Ds. Hogendoorn verzocht eind 2009 om op de genoemde artikelen te mogen reageren in De Bazuin. De redactie heeft na overleg in januari 2010 besloten om als uitzondering in te gaan op dit verzoek. Daarin week ze bewust af van haar algemene regel om geen discussieblad te zijn. Ook nu is het niet de bedoeling dat de kolommen daarvoor open worden gesteld. Maar wel wil De Bazuin vanwege de kerkelijke ontwikkelingen graag open zijn in de zaken die ds. Hogendoorn aan de orde stelde. Juist ter wille van het bevorderen van eenheid.
Ds. Hogendoorn heeft lang gewacht met de inzending van zijn stuk. De redactie ontving dit pas in de laatste week van juni 2010, vlak voor de zomervakantie. Het bleek een zeer lang stuk te zijn geworden. Het plan was dit te plaatsen met een reactie van de redactie.

Het is de redactie niet eerder dan nu pas gelukt om tot de toegezegde publicatie met een gedegen reactie te komen. De redactie biedt voor deze vertraging zijn welgemeende excuses aan.

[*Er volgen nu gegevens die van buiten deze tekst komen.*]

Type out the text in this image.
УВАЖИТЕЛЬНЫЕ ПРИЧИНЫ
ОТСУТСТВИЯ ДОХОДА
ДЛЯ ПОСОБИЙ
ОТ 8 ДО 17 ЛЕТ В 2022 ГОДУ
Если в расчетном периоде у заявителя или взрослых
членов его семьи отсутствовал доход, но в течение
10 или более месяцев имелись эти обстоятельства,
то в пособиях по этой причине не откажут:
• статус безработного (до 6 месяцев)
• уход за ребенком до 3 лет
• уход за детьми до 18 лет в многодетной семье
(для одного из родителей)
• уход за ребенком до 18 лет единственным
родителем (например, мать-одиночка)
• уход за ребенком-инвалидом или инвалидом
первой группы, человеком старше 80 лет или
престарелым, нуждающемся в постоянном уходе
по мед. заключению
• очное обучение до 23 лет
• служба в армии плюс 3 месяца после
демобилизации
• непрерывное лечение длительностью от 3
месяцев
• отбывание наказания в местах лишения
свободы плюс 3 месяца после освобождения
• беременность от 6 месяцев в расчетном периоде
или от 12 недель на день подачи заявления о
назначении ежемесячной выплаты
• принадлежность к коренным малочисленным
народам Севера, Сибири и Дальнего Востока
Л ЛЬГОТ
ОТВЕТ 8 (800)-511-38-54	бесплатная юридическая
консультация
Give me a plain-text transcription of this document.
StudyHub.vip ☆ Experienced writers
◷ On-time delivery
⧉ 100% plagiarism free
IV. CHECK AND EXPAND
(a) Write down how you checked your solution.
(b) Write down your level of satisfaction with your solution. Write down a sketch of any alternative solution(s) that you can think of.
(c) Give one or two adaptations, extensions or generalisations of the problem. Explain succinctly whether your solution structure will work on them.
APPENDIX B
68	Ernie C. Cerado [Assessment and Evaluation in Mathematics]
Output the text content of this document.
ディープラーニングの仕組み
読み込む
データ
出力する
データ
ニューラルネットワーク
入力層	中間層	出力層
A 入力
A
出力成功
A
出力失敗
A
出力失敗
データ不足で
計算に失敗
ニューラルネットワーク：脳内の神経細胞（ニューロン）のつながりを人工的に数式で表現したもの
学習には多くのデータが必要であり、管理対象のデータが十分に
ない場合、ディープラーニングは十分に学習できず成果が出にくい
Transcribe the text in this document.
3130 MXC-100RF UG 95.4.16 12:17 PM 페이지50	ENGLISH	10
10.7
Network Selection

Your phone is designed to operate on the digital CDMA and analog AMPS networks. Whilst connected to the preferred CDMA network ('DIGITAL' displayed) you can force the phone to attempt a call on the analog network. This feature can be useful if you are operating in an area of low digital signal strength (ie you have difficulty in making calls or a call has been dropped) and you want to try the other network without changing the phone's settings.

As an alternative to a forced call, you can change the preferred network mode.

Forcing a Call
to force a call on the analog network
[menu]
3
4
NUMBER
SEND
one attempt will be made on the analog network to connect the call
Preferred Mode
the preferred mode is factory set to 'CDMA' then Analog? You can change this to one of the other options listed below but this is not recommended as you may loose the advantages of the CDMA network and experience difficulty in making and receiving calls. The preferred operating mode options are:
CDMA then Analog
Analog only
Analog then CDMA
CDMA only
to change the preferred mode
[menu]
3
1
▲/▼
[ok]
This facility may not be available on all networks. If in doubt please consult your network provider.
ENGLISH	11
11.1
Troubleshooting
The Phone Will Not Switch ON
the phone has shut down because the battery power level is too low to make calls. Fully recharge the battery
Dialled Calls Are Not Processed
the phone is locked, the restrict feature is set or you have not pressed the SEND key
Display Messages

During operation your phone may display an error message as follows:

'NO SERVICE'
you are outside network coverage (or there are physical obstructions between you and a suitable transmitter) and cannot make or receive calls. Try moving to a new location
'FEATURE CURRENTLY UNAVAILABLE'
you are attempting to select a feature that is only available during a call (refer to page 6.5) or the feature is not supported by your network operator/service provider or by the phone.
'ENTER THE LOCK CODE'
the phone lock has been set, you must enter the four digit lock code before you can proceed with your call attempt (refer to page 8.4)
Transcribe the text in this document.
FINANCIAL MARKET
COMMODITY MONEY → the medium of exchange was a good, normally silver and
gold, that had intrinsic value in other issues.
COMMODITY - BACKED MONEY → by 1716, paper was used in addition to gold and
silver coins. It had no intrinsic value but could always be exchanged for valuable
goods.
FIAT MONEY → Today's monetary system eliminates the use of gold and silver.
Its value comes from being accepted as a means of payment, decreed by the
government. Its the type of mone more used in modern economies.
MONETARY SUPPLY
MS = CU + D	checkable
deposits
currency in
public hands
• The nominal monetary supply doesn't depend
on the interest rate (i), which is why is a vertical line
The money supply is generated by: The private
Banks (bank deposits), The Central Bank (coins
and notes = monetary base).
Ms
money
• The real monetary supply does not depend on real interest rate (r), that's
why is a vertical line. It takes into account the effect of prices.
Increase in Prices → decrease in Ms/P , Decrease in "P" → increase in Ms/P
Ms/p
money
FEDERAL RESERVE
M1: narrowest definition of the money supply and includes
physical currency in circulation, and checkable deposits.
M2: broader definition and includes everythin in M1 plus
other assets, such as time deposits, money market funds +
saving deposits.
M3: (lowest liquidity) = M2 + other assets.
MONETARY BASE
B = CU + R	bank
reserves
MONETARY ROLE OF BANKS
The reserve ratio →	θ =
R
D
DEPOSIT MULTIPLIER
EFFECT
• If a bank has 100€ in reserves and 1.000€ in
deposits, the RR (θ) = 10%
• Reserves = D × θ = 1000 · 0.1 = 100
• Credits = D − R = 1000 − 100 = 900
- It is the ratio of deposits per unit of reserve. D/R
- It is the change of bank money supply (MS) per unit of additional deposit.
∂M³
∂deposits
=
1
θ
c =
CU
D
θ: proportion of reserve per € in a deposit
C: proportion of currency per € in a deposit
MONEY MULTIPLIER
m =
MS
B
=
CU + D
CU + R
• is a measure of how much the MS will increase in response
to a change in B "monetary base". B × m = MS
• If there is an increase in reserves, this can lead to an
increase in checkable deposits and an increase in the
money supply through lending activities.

U vindt het stuk van ds. Hoogendoorn geplaatst na dit inleidende artikel en de beide artikelen waarop ds. Hoogendoorn reageert. Vervolgens vindt u een uitvoerig commentaar van de redactie op de reactie van ds. Hoogendoorn, geschreven door ds. De Marie en br. Bruinius. We kunnen nu al zeggen de redactie grote moeite had met het stuk van ds. Hoogendoorn, een stuk dat niet onweersproken mocht blijven omdat het geen recht doet aan de waarheid.
Door de verschillende artikelen zo achter elkaar te plaatsen, zoals ze in de tijd verschenen zijn, kan iedereen de discussie volgen en zelf tot een oordeel komen. Daarom is ook gekozen voor publicatie in een bijlage bij DE BAZUIN. Anders zouden de artikelen gespreid moeten worden over een groot aantal nummers. Dat zou de leesbaarheid en de meningsvorming niet bevorderen.
Overigens is het niet de bedoeling de discussie in DE BAZUIN voort te zetten. De redactie beschouwt het artikel van br. Bruinius en ds. De Marie in eerste instantie als afsluitend.